The American Public Gardens Association is the leading professional organization for the field of public horticulture. We advance the field by encouraging best practices, offering educational and networking opportunities, and advocating on behalf of our members, our programs and public gardens worldwide. We work together with our members and others to strengthen and shape public horticulture, providing the tools and support industry professionals need to better serve the public while preserving and celebrating plants creatively and sustainably.
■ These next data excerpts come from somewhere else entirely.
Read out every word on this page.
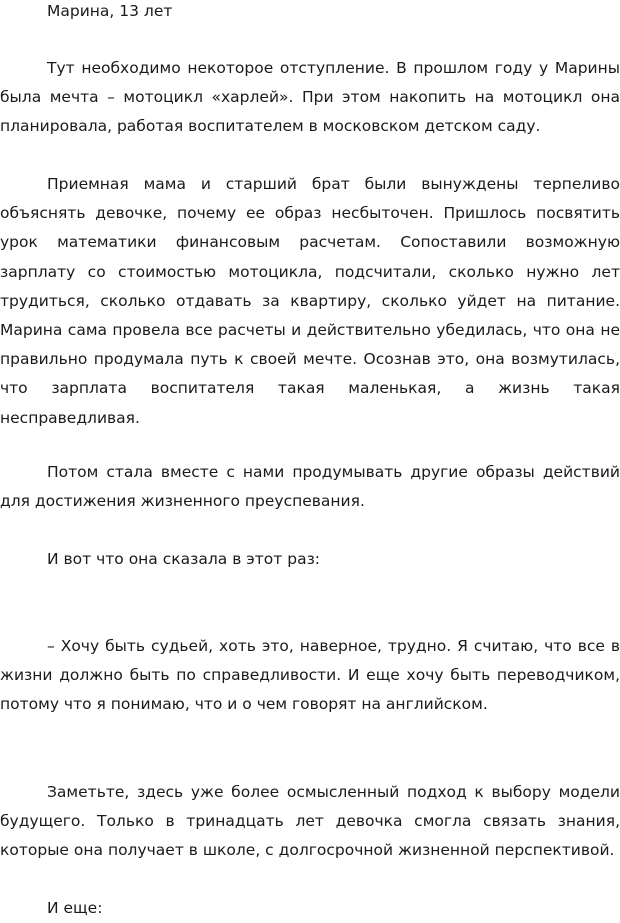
Марина, 13 лет

Тут необходимо некоторое отступление. В прошлом году у Марины была мечта – мотоцикл «харлей». При этом накопить на мотоцикл она планировала, работая воспитателем в московском детском саду.

Приемная мама и старший брат были вынуждены терпеливо объяснять девочке, почему ее образ несбыточен. Пришлось посвятить урок математики финансовым расчетам. Сопоставили возможную зарплату со стоимостью мотоцикла, подсчитали, сколько нужно лет трудиться, сколько отдавать за квартиру, сколько уйдет на питание. Марина сама провела все расчеты и действительно убедилась, что она не правильно продумала путь к своей мечте. Осознав это, она возмутилась, что зарплата воспитателя такая маленькая, а жизнь такая несправедливая.

Потом стала вместе с нами продумывать другие образы действий для достижения жизненного преуспевания.

И вот что она сказала в этот раз:

– Хочу быть судьей, хоть это, наверное, трудно. Я считаю, что все в жизни должно быть по справедливости. И еще хочу быть переводчиком, потому что я понимаю, что и о чем говорят на английском.

Заметьте, здесь уже более осмысленный подход к выбору модели будущего. Только в тринадцать лет девочка смогла связать знания, которые она получает в школе, с долгосрочной жизненной перспективой.

И еще:
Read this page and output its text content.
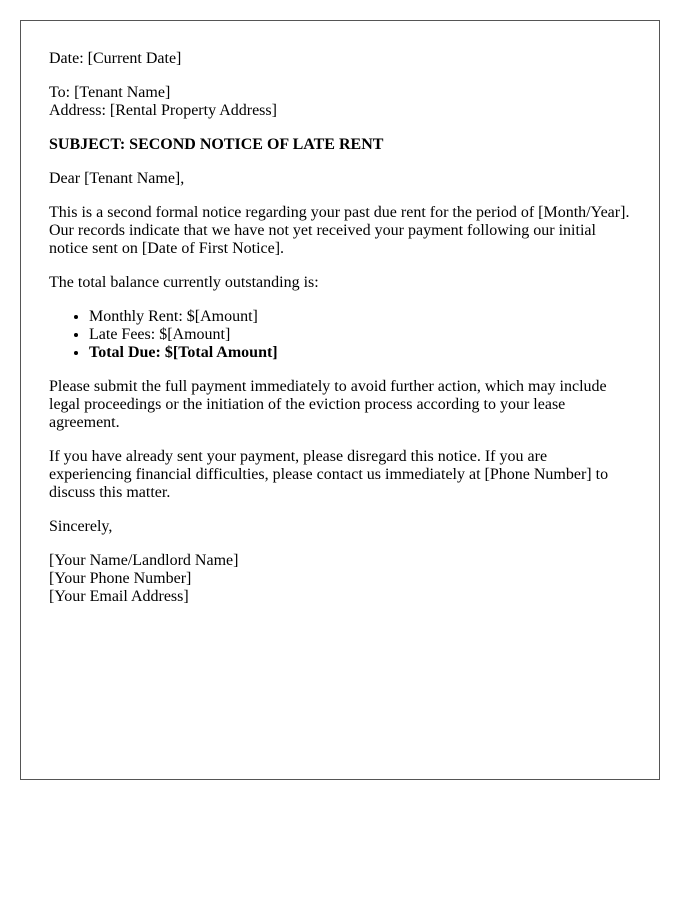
Date: [Current Date]

To: [Tenant Name]
Address: [Rental Property Address]

SUBJECT: SECOND NOTICE OF LATE RENT

Dear [Tenant Name],

This is a second formal notice regarding your past due rent for the period of [Month/Year]. Our records indicate that we have not yet received your payment following our initial notice sent on [Date of First Notice].

The total balance currently outstanding is:

• Monthly Rent: $[Amount]
• Late Fees: $[Amount]
• Total Due: $[Total Amount]

Please submit the full payment immediately to avoid further action, which may include legal proceedings or the initiation of the eviction process according to your lease agreement.

If you have already sent your payment, please disregard this notice. If you are experiencing financial difficulties, please contact us immediately at [Phone Number] to discuss this matter.

Sincerely,

[Your Name/Landlord Name]
[Your Phone Number]
[Your Email Address]
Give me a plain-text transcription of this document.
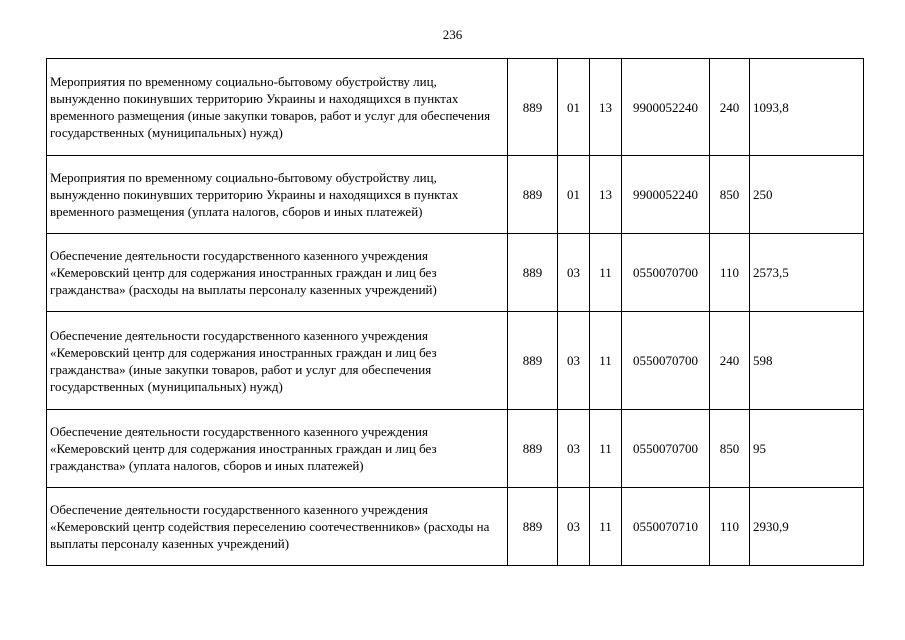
236
Мероприятия по временному социально-бытовому обустройству лиц, вынужденно покинувших территорию Украины и находящихся в пунктах временного размещения (иные закупки товаров, работ и услуг для обеспечения государственных (муниципальных) нужд)	889	01	13	9900052240	240	1093,8
Мероприятия по временному социально-бытовому обустройству лиц, вынужденно покинувших территорию Украины и находящихся в пунктах временного размещения (уплата налогов, сборов и иных платежей)	889	01	13	9900052240	850	250
Обеспечение деятельности государственного казенного учреждения «Кемеровский центр для содержания иностранных граждан и лиц без гражданства» (расходы на выплаты персоналу казенных учреждений)	889	03	11	0550070700	110	2573,5
Обеспечение деятельности государственного казенного учреждения «Кемеровский центр для содержания иностранных граждан и лиц без гражданства» (иные закупки товаров, работ и услуг для обеспечения государственных (муниципальных) нужд)	889	03	11	0550070700	240	598
Обеспечение деятельности государственного казенного учреждения «Кемеровский центр для содержания иностранных граждан и лиц без гражданства» (уплата налогов, сборов и иных платежей)	889	03	11	0550070700	850	95
Обеспечение деятельности государственного казенного учреждения «Кемеровский центр содействия переселению соотечественников» (расходы на выплаты персоналу казенных учреждений)	889	03	11	0550070710	110	2930,9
Since 1940, we have been committed to increasing cooperation and awareness among gardens. Our members include more than 600 institutions, spanning 49 states, the District of Columbia, Canada, and 20 countries. Our members include, but are not limited to, botanic gardens, arboreta, zoos, museums, colleges and universities, display gardens, and research facilities.

About Bernheim Arboretum and Research Forest

Bernheim’s mission is to connect people with nature. Bernheim is the largest privately held contiguous forest block in the eastern United States dedicated to conservation and education. Bourbon maker Isaac Wolfe Bernheim established the arboretum and forest in 1929, as a gift to the people of Kentucky. A recent land acquisition brought the total acreage of land that Bernheim protects to 16,140. Fun, educational programs, diverse tree collections, 40 miles of hiking trails and varied landscapes are available every day except Thanksgiving, Christmas and New Year’s Day. $10 per car donation suggested for non-members.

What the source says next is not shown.